With respect to the finding of conduct unbecoming a lawyer, the Appellant asserted that the panel had erred in finding that she swore at the Chief Commissioner at the pre-hearing conference. The Court held that that finding was simply unassailable, given the evidence before the panel and its findings of credibility. The Appellant also asserted that the panel erred in finding her guilty of conduct unbecoming a lawyer because she was not acting “as an advocate” when she was dealing with her own accident claim. The panel had not accepted this argument and concluded that Rules 1 and 9 of the Code of Professional Conduct call for a lawyer to treat a tribunal with courtesy and respect, whether acting as an advocate for himself or herself, or a client. The Court found that the panel had given a broad and purposive interpretation to the words “acting as an advocate” in Rule 9 given that the panel was interpreting its “home statute”, on matters within its expertise, its interpretation was owed deference and was to be reviewed on the standard of reasonableness. Given the standard of review, the Appellant had not demonstrated that the panel had committed an error when it ruled that Rules 1 and 9 apply to her notwithstanding that she was representing herself before the Commission.

Finally, as to penalty, the Court found that the panel had not heeded its own admonition not to impose a consequence for conduct that was not the subject of the citation before it. The restriction on the Appellant’s practising certificate cannot reasonably have been imposed as a consequence for her spontaneous outburst at the Chief Commissioner.
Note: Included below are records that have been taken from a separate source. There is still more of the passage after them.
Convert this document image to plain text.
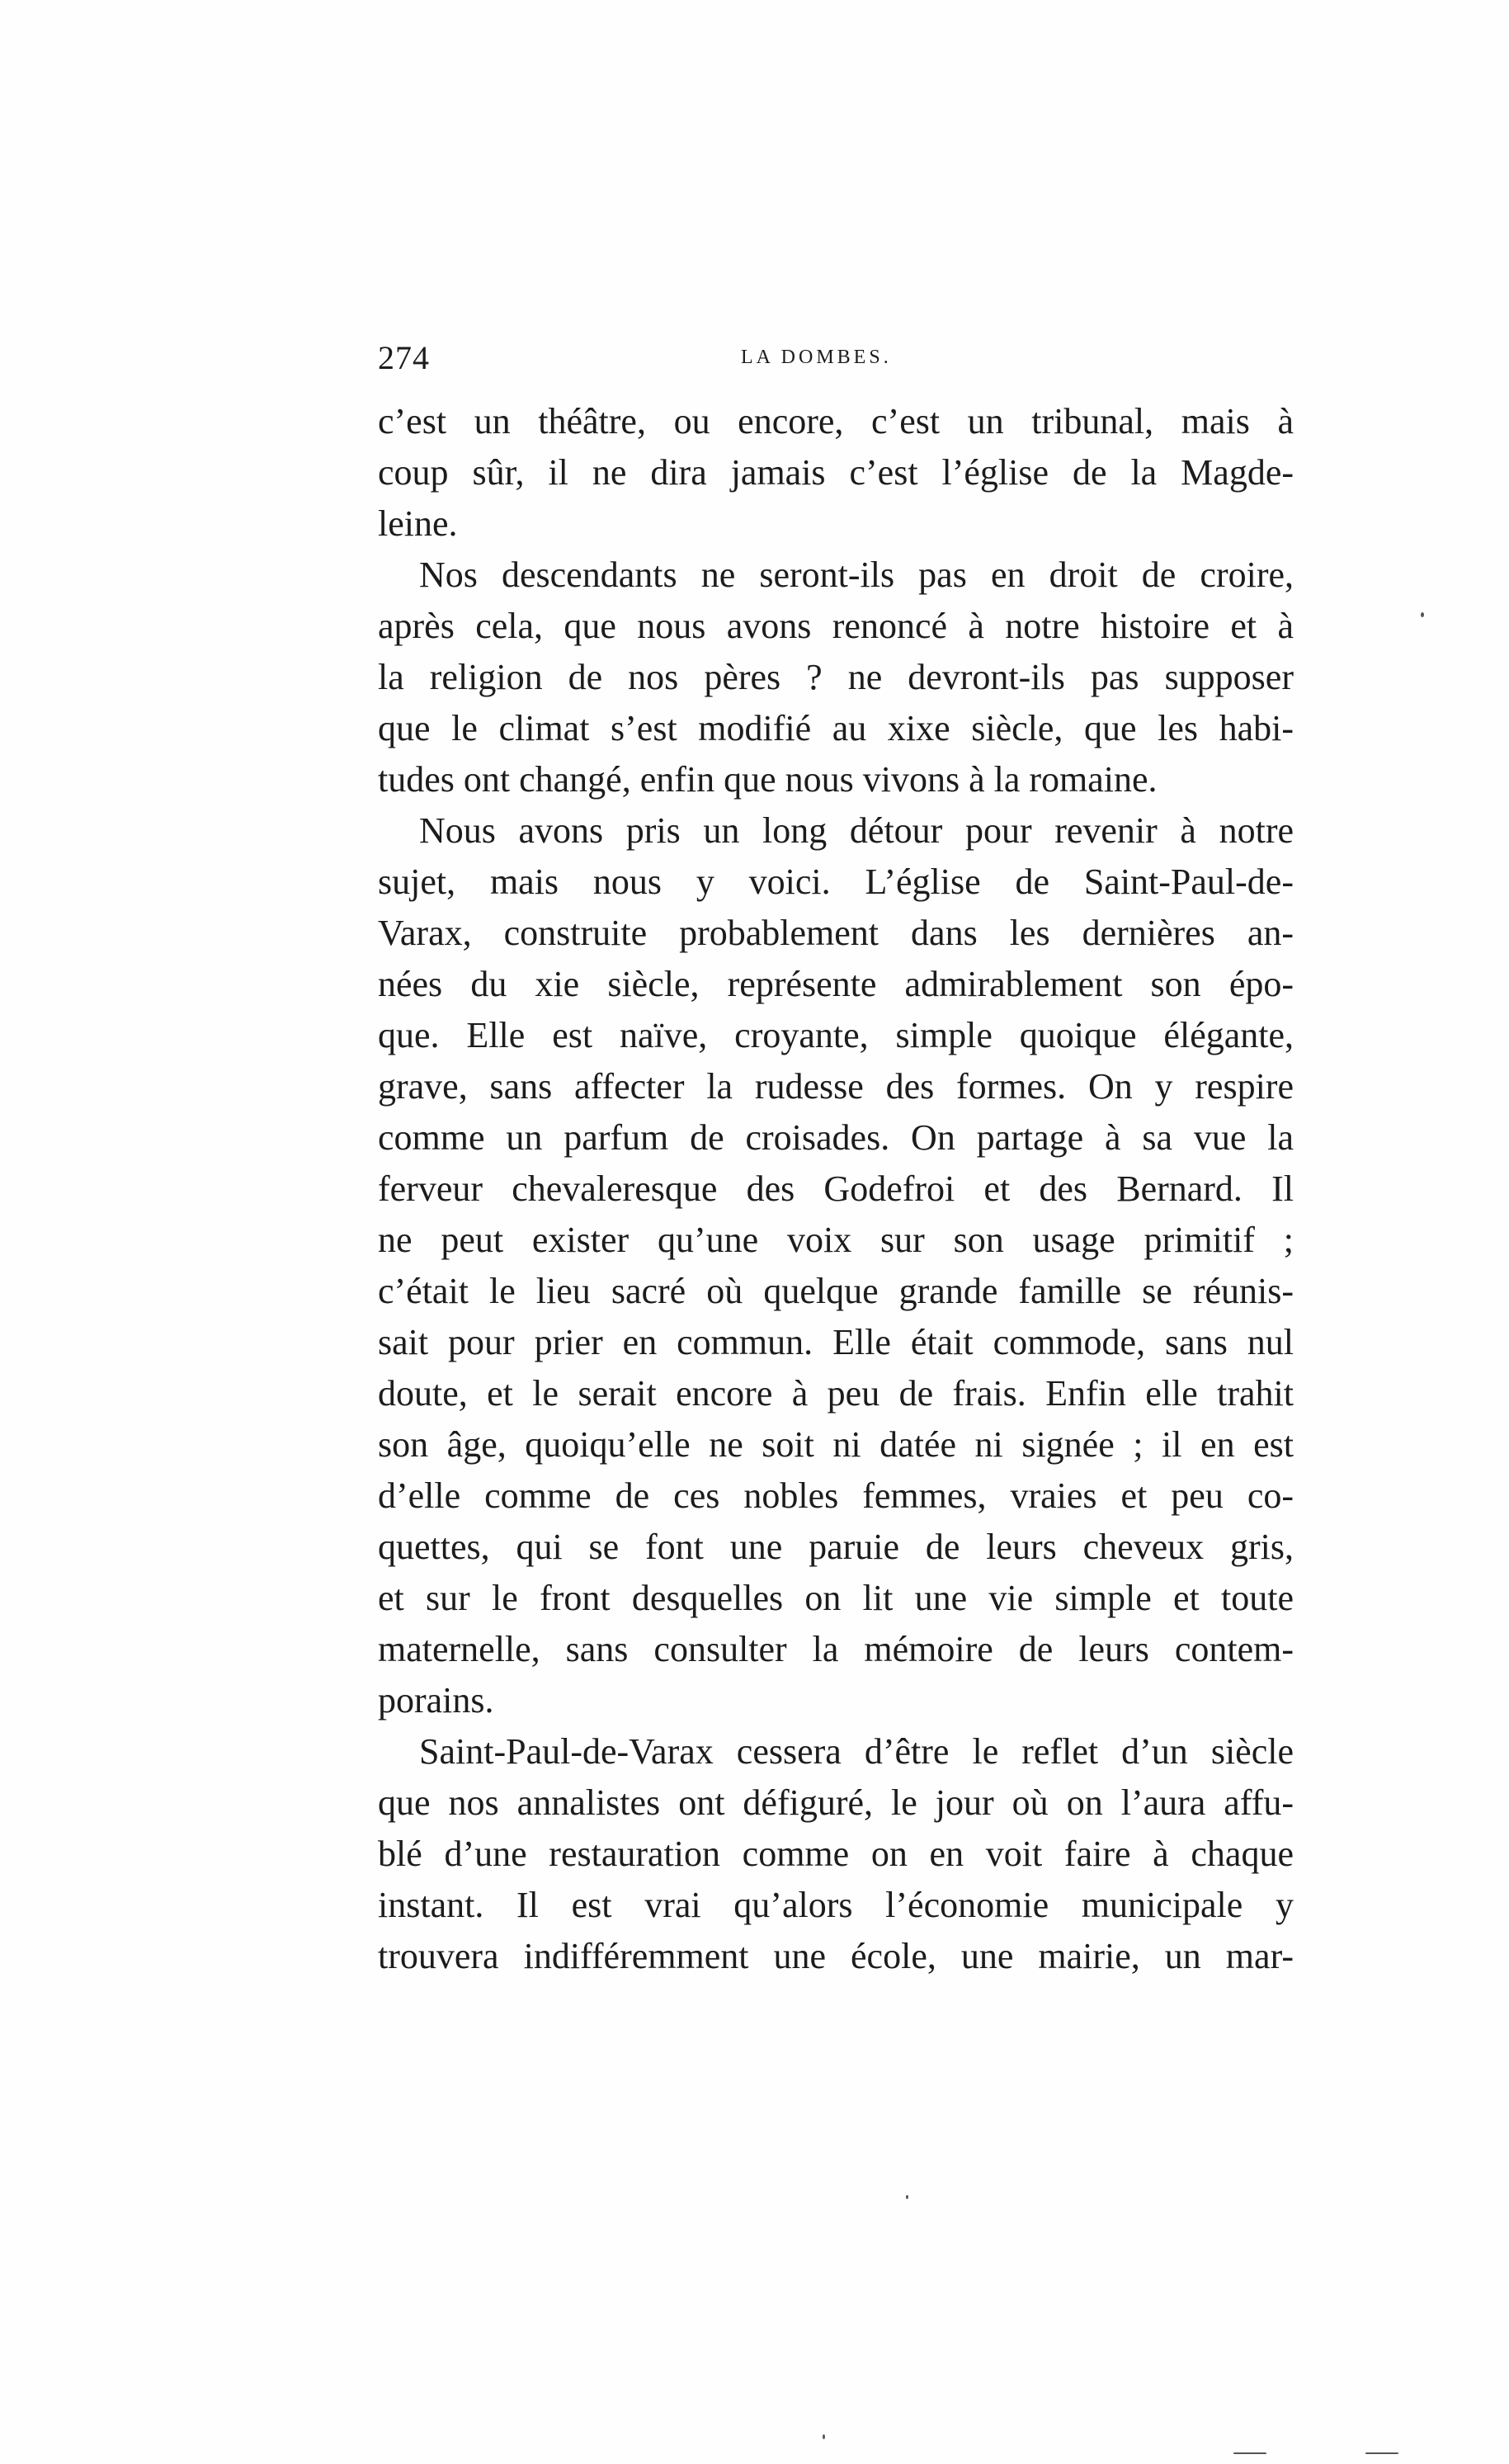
274	LA DOMBES.
c’est un théâtre, ou encore, c’est un tribunal, mais à
coup sûr, il ne dira jamais c’est l’église de la Magde-
leine.
Nos descendants ne seront-ils pas en droit de croire,
après cela, que nous avons renoncé à notre histoire et à
la religion de nos pères ? ne devront-ils pas supposer
que le climat s’est modifié au xixe siècle, que les habi-
tudes ont changé, enfin que nous vivons à la romaine.
Nous avons pris un long détour pour revenir à notre
sujet, mais nous y voici. L’église de Saint-Paul-de-
Varax, construite probablement dans les dernières an-
nées du xie siècle, représente admirablement son épo-
que. Elle est naïve, croyante, simple quoique élégante,
grave, sans affecter la rudesse des formes. On y respire
comme un parfum de croisades. On partage à sa vue la
ferveur chevaleresque des Godefroi et des Bernard. Il
ne peut exister qu’une voix sur son usage primitif ;
c’était le lieu sacré où quelque grande famille se réunis-
sait pour prier en commun. Elle était commode, sans nul
doute, et le serait encore à peu de frais. Enfin elle trahit
son âge, quoiqu’elle ne soit ni datée ni signée ; il en est
d’elle comme de ces nobles femmes, vraies et peu co-
quettes, qui se font une paruie de leurs cheveux gris,
et sur le front desquelles on lit une vie simple et toute
maternelle, sans consulter la mémoire de leurs contem-
porains.
Saint-Paul-de-Varax cessera d’être le reflet d’un siècle
que nos annalistes ont défiguré, le jour où on l’aura affu-
blé d’une restauration comme on en voit faire à chaque
instant. Il est vrai qu’alors l’économie municipale y
trouvera indifféremment une école, une mairie, un mar-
The panel’s concern was the Appellant’s fitness, or competence, to practice law because of her conduct subsequent to the citation in that matter. Although the panel had broad discretion as to what factors to consider when imposing a consequence for conduct, it did not include the discretion to impose a consequence that was directed at its articulated concern about her competency (or her fitness), when competency had not been the subject of a citation properly laid and proven. In the result, the reasons in the panel’s conclusion did not meet the standard of reasonableness, and nor did the medical restriction imposed.
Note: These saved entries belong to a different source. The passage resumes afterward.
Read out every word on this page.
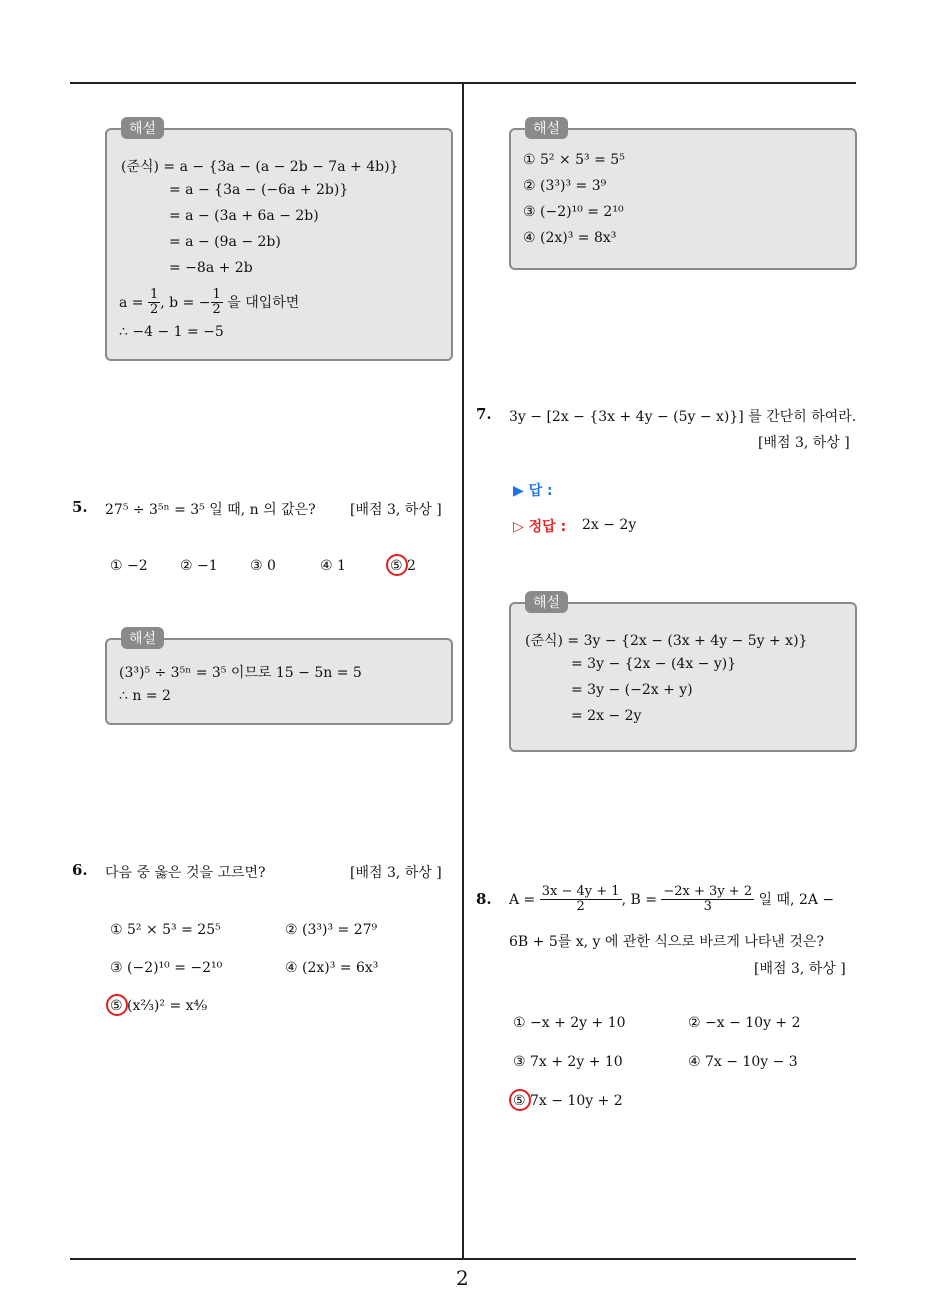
2
해설
(준식) = a − {3a − (a − 2b − 7a + 4b)}
= a − {3a − (−6a + 2b)}
= a − (3a + 6a − 2b)
= a − (9a − 2b)
= −8a + 2b
$a = \frac{1}{2}$ , b = − $\frac{1}{2}$ 을 대입하면
∴ −4 − 1 = −5
5. 27⁵ ÷ 3⁵ⁿ = 3⁵ 일 때, n 의 값은? [배점 3, 하상 ]
① −2 ② −1 ③ 0	④ 1	⑤ 2
해설
(3³)⁵ ÷ 3⁵ⁿ = 3⁵ 이므로 15 − 5n = 5
∴ n = 2
6. 다음 중 옳은 것을 고르면?	[배점 3, 하상 ]
① 5² × 5³ = 25⁵	② (3³)³ = 27⁹
③ (−2)¹⁰ = −2¹⁰	④ (2x)³ = 6x³
⑤ (x⅔)² = x⁴⁄₉
해설
① 5² × 5³ = 5⁵
② (3³)³ = 3⁹
③ (−2)¹⁰ = 2¹⁰
④ (2x)³ = 8x³
7. 3y − [2x − {3x + 4y − (5y − x)}] 를 간단히 하여라.
[배점 3, 하상 ]
▶ 답 :
▷ 정답 : 2x − 2y
해설
(준식) = 3y − {2x − (3x + 4y − 5y + x)}
= 3y − {2x − (4x − y)}
= 3y − (−2x + y)
= 2x − 2y
8. $A = \frac{3x - 4y + 1}{2}$ , $B = \frac{-2x + 3y + 2}{3}$ 일 때, 2A −
6B + 5를 x, y 에 관한 식으로 바르게 나타낸 것은?
[배점 3, 하상 ]
① −x + 2y + 10	② −x − 10y + 2
③ 7x + 2y + 10	④ 7x − 10y − 3
⑤ 7x − 10y + 2
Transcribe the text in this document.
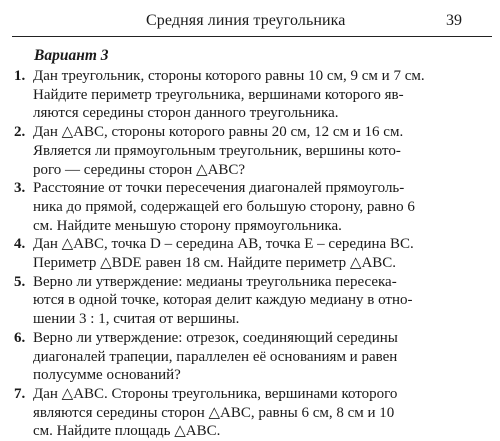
Средняя линия треугольника	39
Вариант 3
1. Дан треугольник, стороны которого равны 10 см, 9 см и 7 см.
Найдите периметр треугольника, вершинами которого яв-
ляются середины сторон данного треугольника.
2. Дан △ABC, стороны которого равны 20 см, 12 см и 16 см.
Является ли прямоугольным треугольник, вершины кото-
рого — середины сторон △ABC?
3. Расстояние от точки пересечения диагоналей прямоуголь-
ника до прямой, содержащей его большую сторону, равно 6
см. Найдите меньшую сторону прямоугольника.
4. Дан △ABC, точка D – середина AB, точка E – середина BC.
Периметр △BDE равен 18 см. Найдите периметр △ABC.
5. Верно ли утверждение: медианы треугольника пересека-
ются в одной точке, которая делит каждую медиану в отно-
шении 3 : 1, считая от вершины.
6. Верно ли утверждение: отрезок, соединяющий середины
диагоналей трапеции, параллелен её основаниям и равен
полусумме оснований?
7. Дан △ABC. Стороны треугольника, вершинами которого
являются середины сторон △ABC, равны 6 см, 8 см и 10
см. Найдите площадь △ABC.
Having dismissed the Appellant’s conviction appeal, and allowed her sentence appeal, the court considered whether the matter of the appropriate consequence should be referred back to the panel for reconsideration given the court’s decision. The Court declined to do so in this case. Even though it would order the medical restriction removed from the Appellant’s practising certificate, the medical restriction had been, in fact, a dire consequence for the appellant. Thus, the consequence for the conduct unbecoming in that matter would be the reprimand ordered by the panel. The Court declined to disturb the order of costs.